E a ideia de que a comemoração renova o apreço das pessoas pela paz que se vive atualmente e pelas estruturas institucionais que a sustentam? A rainha Elizabeth II gesticulou para este suposto benefício de rituais comemorativos em 2004, quando ela sugerido que “recordando o terrível sofrimento da guerra de ambos os lados, reconhecemos quão preciosa é a paz que construímos na Europa desde 1945”.

Nessa visão, a comemoração é muito parecida com dar graças antes de uma refeição. “Obrigado, Senhor, por este alimento em um mundo onde muitos conhecem apenas a fome.” Voltamos nossas mentes para a pobreza e a privação, mas apenas para apreciar melhor o que temos diante de nós e para garantir que nunca o tomemos como garantido.

Também não há evidências de que a comemoração da guerra desempenhe essa função.

Cerimônia do Anzac Day na Flandres, Bélgica (Henk Deleu/Flickr)

Em 2012, a União Europeia recebeu o Prêmio Nobel da Paz por sua contribuição para “a conquista da paz e da reconciliação.
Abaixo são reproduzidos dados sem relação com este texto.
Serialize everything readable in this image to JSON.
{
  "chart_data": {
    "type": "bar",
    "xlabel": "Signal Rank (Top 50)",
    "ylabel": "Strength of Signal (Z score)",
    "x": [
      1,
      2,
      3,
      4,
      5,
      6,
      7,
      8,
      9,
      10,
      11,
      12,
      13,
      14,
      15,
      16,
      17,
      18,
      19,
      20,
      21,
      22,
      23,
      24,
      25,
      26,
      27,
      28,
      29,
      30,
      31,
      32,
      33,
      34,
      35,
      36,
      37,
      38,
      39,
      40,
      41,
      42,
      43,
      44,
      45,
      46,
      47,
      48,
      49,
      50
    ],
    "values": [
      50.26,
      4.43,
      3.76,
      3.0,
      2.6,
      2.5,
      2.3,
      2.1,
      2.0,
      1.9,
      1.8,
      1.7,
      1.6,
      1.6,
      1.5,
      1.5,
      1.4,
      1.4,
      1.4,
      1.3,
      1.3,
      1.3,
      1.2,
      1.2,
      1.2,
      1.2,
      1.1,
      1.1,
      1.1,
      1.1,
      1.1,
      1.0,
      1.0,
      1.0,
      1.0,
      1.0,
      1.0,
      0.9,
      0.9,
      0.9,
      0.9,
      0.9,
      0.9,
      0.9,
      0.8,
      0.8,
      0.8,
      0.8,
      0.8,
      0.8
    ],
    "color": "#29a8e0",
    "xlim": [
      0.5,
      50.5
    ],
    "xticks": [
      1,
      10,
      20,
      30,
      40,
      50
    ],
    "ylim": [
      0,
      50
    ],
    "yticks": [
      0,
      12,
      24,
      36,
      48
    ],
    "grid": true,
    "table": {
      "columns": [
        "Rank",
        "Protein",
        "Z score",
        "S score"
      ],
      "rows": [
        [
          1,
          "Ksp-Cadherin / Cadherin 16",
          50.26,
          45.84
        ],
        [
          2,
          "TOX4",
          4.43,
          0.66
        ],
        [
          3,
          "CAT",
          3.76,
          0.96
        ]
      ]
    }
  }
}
A maioria dos americanos considera as operações militares dos últimos 20 anos como fracassos abjetos. democracia e direitos humanos na Europa”. É difícil imaginar um destinatário mais digno do prêmio. Ao facilitar a cooperação e a resolução não-violenta de conflitos entre os estados membros, a UE merece muito do crédito por pacificar o que foi, uma vez, uma arena de conflitos sem fim.

Pode-se esperar, então, que ser lembrado dos horrores da Segunda Guerra Mundial aumentaria o apoio popular à UE e ao projeto de integração europeia em geral. Mas não tem. Pesquisa publicada no Jornal de Estudos de Mercado Comum mostra que recordar aos europeus as devastações dos anos de guerra pouco contribui para aumentar o seu apoio às instituições que têm preservado a paz desde então.

Para piorar as coisas, agora parece que a gratidão – a emoção dominante cultivada pela atividade comemorativa – pode obstruir avaliações imparciais do que nossas forças armadas são e não são capazes de alcançar. Considere o seguinte.

A maioria dos americanos considera as operações militares dos últimos 20 anos como fracassos abjetos. No entanto, a maioria dos americanos continua a expressar mais confiança na eficácia das forças armadas do que em qualquer outra instituição social. As previsões do desempenho futuro parecem ter sido separadas das avaliações do desempenho passado. David Burbach da Escola de Guerra Naval dos EUA sugere que os civis se tornaram relutantes em admitir – até para si mesmos – a falta de fé nas tropas por medo de parecerem e/ou sentirem-se ingratos. A gratidão pelo que os militares fizeram leva a uma estimativa pública teimosamente inflada
do que eles podem fazer.

O que torna isso preocupante é que o excesso de confiança tende a gerar uso excessivo. Naturalmente, os estados estarão menos inclinados a usar a força militar e seus cidadãos estarão menos inclinados a apoiá-la, onde o fracasso é considerado um resultado provável. Se a gratidão isola a confiança do público nas forças armadas de informações que não confirmam, no entanto, essa restrição ao uso da força militar torna-se efetivamente discutível.

Isso nos ajuda a entender por que Vladimir Putin invocaria “A Grande Guerra Patriótica” contra a Alemanha nazista para angariar apoio popular para sua invasão da Ucrânia. Longe de fazer o povo russo recuar ao pensar em outra guerra, parece que a lembrança da guerra só serviu para aumentar o apetite por essa “operação militar especial”. Isso não é surpreendente à luz do que agora se sabe sobre os efeitos psicológicos da comemoração da guerra.

Nada disso pretende constituir um argumento convincente contra a comemoração da guerra, mas lança dúvidas sobre a noção de que as pessoas são moralmente obrigadas a praticá-la. É animador acreditar que, ao relembrar de forma performática as guerras passadas, ajudamos a reduzir o risco de que guerras futuras aconteçam. Infelizmente, as evidências disponíveis sugerem que este pode ser um caso de pensamento positivo.